Second Writing Requirement
Cultures and Societies of the World
GETR 3559 (3) History of Information: Data, Ethics, Technology
This course challenges the idea that our current age is the only “information age” or that our twenty-first century technologies represent a fundamental break with the past. By considering the sciences, technologies, and tools used to encode and give form to knowledge across cultures and time, we will sketch our own history of "information" from medieval manuscripts to contemporary machine learning and social media platforms. We’ll pay particular attention to search technologies––the methods and machines used to manage the surplus of information––and how changes in computation, statistics, politics, and political economy since World War II to today have transformed what it means to search and know.

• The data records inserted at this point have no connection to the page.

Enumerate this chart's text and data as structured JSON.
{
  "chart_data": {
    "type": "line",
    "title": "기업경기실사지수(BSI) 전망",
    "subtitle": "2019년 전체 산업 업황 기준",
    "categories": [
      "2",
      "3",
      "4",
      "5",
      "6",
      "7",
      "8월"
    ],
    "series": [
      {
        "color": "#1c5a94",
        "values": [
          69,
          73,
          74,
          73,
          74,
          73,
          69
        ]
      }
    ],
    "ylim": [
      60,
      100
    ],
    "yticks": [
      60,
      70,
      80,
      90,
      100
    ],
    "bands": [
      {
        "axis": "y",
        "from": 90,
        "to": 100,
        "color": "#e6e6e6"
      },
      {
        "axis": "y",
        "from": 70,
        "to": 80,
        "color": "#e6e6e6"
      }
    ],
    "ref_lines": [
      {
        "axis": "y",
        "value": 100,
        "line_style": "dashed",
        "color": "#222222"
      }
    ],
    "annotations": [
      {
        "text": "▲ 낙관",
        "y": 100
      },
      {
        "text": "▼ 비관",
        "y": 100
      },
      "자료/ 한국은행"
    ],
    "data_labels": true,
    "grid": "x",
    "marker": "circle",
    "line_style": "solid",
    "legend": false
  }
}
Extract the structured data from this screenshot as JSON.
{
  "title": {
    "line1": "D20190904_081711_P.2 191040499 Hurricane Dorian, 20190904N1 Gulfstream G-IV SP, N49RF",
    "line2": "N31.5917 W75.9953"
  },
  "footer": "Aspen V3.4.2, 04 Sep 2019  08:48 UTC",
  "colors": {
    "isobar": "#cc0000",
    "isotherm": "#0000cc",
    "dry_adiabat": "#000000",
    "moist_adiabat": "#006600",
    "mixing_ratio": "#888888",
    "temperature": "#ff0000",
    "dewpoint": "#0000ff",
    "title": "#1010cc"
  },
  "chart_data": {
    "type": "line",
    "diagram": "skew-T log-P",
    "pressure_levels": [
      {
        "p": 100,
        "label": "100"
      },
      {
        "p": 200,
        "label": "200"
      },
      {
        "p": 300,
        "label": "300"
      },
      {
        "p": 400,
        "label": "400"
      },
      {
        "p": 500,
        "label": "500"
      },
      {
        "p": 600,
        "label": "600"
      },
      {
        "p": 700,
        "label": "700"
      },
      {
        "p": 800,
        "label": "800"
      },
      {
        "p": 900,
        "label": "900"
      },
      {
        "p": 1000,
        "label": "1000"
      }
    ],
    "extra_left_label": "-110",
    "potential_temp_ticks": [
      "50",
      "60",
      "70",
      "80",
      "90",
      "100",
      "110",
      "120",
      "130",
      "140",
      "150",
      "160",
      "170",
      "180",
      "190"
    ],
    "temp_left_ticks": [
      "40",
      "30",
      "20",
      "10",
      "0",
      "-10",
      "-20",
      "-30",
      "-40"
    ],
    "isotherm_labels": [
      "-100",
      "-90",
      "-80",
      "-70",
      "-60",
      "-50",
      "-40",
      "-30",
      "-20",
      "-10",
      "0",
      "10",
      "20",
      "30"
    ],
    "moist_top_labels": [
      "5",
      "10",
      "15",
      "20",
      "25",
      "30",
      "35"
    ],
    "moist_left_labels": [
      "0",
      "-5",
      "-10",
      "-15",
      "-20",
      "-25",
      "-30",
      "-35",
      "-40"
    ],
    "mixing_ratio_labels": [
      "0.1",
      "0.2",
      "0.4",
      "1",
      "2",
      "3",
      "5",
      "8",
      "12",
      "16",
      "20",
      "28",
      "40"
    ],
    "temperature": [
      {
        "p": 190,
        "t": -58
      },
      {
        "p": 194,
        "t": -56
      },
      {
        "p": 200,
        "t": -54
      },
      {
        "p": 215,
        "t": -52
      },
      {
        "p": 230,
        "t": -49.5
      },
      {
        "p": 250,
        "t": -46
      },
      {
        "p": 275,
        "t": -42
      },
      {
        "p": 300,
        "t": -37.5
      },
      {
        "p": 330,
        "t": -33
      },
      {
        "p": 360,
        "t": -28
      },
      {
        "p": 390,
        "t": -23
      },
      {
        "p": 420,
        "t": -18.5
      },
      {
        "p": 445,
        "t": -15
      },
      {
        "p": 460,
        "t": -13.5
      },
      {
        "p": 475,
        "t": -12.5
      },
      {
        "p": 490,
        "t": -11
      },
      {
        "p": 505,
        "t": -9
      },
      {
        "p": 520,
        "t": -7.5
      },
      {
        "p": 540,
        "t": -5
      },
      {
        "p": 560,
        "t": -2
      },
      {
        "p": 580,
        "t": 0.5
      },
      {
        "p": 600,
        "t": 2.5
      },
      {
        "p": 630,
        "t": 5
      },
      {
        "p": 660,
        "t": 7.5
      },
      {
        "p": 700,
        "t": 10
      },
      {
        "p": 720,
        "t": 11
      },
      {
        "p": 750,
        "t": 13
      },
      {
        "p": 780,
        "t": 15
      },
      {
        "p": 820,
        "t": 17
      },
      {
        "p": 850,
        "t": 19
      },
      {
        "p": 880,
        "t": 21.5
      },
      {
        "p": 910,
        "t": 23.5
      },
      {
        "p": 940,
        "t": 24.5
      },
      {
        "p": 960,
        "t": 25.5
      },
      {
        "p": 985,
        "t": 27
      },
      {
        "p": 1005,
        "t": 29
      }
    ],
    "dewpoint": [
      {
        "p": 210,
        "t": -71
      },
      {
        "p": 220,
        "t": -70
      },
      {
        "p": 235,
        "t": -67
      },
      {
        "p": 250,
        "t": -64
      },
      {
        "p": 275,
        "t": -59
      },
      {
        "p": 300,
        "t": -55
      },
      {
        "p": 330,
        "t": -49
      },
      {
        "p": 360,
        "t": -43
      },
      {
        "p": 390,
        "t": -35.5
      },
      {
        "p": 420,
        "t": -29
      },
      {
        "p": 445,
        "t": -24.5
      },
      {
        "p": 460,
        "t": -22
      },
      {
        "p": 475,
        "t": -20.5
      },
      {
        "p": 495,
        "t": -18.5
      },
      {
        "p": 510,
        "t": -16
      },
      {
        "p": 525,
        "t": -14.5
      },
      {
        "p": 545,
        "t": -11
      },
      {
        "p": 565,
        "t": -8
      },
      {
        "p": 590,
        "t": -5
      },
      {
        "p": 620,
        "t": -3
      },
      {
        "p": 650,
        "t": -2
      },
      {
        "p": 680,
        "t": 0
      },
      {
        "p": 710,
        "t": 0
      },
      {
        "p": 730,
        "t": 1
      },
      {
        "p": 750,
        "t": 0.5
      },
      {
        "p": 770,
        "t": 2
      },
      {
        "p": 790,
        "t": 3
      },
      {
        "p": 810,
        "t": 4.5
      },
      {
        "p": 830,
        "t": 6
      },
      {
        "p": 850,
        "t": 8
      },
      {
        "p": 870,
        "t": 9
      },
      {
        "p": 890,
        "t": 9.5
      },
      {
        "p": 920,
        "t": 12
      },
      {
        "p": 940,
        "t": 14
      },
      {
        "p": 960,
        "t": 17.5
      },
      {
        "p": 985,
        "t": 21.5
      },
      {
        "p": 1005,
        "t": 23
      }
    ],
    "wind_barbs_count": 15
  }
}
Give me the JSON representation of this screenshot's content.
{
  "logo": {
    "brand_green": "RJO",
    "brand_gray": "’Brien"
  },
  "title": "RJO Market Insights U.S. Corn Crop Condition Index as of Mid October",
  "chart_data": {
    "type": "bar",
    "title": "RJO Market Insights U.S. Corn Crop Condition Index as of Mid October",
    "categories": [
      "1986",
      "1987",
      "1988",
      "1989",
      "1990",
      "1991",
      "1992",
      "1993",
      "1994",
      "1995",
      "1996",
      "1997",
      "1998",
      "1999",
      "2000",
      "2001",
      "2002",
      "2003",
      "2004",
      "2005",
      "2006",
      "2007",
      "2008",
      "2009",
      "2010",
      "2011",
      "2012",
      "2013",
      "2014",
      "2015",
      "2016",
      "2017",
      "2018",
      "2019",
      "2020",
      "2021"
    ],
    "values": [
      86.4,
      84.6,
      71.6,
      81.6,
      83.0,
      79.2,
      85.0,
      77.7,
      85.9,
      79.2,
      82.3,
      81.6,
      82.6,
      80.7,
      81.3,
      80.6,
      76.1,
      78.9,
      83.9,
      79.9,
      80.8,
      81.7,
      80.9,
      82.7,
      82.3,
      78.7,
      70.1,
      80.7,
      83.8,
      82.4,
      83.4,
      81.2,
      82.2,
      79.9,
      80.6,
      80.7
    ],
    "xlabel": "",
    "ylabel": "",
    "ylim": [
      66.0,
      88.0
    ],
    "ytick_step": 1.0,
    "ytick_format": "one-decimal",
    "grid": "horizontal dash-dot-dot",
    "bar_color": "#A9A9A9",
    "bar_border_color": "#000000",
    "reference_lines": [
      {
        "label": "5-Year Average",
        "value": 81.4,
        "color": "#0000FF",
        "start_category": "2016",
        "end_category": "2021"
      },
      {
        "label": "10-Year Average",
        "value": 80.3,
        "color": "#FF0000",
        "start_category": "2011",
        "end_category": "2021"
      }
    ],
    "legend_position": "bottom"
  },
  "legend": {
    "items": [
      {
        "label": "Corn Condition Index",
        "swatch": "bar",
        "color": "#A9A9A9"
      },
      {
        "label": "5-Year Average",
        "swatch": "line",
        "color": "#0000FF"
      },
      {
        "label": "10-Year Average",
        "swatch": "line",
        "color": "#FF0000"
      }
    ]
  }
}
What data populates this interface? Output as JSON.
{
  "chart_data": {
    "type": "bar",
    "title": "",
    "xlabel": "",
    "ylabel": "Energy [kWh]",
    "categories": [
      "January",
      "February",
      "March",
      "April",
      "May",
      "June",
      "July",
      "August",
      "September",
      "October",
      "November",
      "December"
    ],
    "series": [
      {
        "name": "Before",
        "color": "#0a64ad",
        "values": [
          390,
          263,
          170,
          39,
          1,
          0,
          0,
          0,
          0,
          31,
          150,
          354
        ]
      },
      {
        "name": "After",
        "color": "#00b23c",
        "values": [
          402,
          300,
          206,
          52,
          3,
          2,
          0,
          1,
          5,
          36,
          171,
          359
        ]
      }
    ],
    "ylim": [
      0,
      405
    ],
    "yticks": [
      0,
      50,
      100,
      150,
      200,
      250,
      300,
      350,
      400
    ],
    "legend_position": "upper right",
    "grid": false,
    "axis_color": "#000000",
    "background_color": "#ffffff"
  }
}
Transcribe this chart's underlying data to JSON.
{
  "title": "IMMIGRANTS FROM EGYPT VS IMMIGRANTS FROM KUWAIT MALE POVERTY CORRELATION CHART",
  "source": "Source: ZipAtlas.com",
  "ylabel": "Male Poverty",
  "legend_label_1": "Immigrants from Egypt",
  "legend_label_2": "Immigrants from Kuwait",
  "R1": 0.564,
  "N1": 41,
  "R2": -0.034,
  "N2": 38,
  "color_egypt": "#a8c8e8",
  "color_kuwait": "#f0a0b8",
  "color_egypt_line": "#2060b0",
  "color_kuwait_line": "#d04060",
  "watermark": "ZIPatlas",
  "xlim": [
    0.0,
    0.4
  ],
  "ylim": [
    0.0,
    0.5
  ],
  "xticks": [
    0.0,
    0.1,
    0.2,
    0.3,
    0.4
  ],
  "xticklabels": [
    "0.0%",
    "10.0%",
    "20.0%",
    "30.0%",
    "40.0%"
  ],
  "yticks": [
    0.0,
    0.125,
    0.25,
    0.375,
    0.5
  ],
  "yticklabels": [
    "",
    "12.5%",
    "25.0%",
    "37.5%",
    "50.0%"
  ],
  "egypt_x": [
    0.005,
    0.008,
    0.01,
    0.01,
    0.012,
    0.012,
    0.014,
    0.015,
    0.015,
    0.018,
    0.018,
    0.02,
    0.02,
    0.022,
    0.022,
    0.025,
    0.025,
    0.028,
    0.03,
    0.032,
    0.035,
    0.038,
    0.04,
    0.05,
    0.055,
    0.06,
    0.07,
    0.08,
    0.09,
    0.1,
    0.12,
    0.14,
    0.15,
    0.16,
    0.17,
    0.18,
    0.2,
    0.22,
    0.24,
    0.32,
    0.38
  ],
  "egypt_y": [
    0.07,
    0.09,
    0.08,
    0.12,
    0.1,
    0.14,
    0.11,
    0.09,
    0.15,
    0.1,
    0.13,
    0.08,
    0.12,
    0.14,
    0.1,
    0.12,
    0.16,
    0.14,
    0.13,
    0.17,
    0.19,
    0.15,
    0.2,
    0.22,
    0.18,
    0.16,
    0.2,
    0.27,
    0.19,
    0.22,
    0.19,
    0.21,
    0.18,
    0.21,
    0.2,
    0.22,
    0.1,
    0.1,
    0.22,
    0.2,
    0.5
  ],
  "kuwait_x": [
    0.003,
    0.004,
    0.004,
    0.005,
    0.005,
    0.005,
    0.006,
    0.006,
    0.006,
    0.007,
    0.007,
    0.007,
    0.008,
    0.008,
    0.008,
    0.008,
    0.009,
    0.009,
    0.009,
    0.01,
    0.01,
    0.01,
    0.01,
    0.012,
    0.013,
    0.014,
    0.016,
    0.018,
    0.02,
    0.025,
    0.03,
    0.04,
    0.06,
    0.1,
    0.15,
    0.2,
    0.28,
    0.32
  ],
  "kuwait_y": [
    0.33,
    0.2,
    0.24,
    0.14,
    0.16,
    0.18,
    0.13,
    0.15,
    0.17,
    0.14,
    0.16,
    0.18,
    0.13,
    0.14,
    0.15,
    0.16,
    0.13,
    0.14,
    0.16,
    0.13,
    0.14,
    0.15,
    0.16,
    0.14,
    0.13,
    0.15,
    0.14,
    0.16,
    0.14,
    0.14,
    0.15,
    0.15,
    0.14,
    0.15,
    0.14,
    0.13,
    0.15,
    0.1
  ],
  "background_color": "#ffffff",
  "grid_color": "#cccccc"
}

GETR 3720/ENGL 3560 (3) Freud and Literature
In formulating his model of the psyche and his theory of psychoanalysis, Freud, a scientist with a vast humanistic education, availed himself of analogies drawn from various fields, including mechanics, optics, philosophy, politics--and not least, literature. Freud textualized the human mind, turning the stories generated by its different levels into an object of analysis. But if literature was formative for psychoanalysis, Freud's ideas in turn captured the imagination of many twentieth-century literary writers. After introducing Freud's theories through a reading of his major works, including The Interpretation of Dreams, the course will turn to literary works by post-Freudian writers, including Kafka, Schnitzler, Breton, Lawrence, and Woolf, that engage with Freud's masterplot.
GETR 3790/ENGL 3500 (3) Pursuing Happiness
2:00- 3:15 TR
Fictions of happiness pursued--and found! Through the ages, people have sought happiness and formulated conceptions of what happiness means. Happiness could be something we once had--then lost--but might find again; something we might achieve by acting wisely or performing meritorious deeds; something possible through escape; alternatively, something available in the here and now; bound up with love or recognition from others; or a byproduct of creativity, independent of others. This course is not a self-help course. Don’t take it expecting to find the key to happiness. This is a literature course. We’ll read fiction, poetry, theory. But we will read some cheerful and uplifting (or at least moderately cheerful or uplifting) literature, to raise our spirits as the pandemic, with luck, recedes. Texts by Hesiod, Ovid, Chrétien, Rousseau, Schiller, Novalis, Wordsworth, Emerson, Valéry, Hunt, Rilke, Hilton, Stevens, Cavafy, Thurber, Giono, Nabokov, I. Grekova. Some theory of happiness and one or two films. Lots of discussion, two short presentations, two short formal essays, and a final exam are envisaged.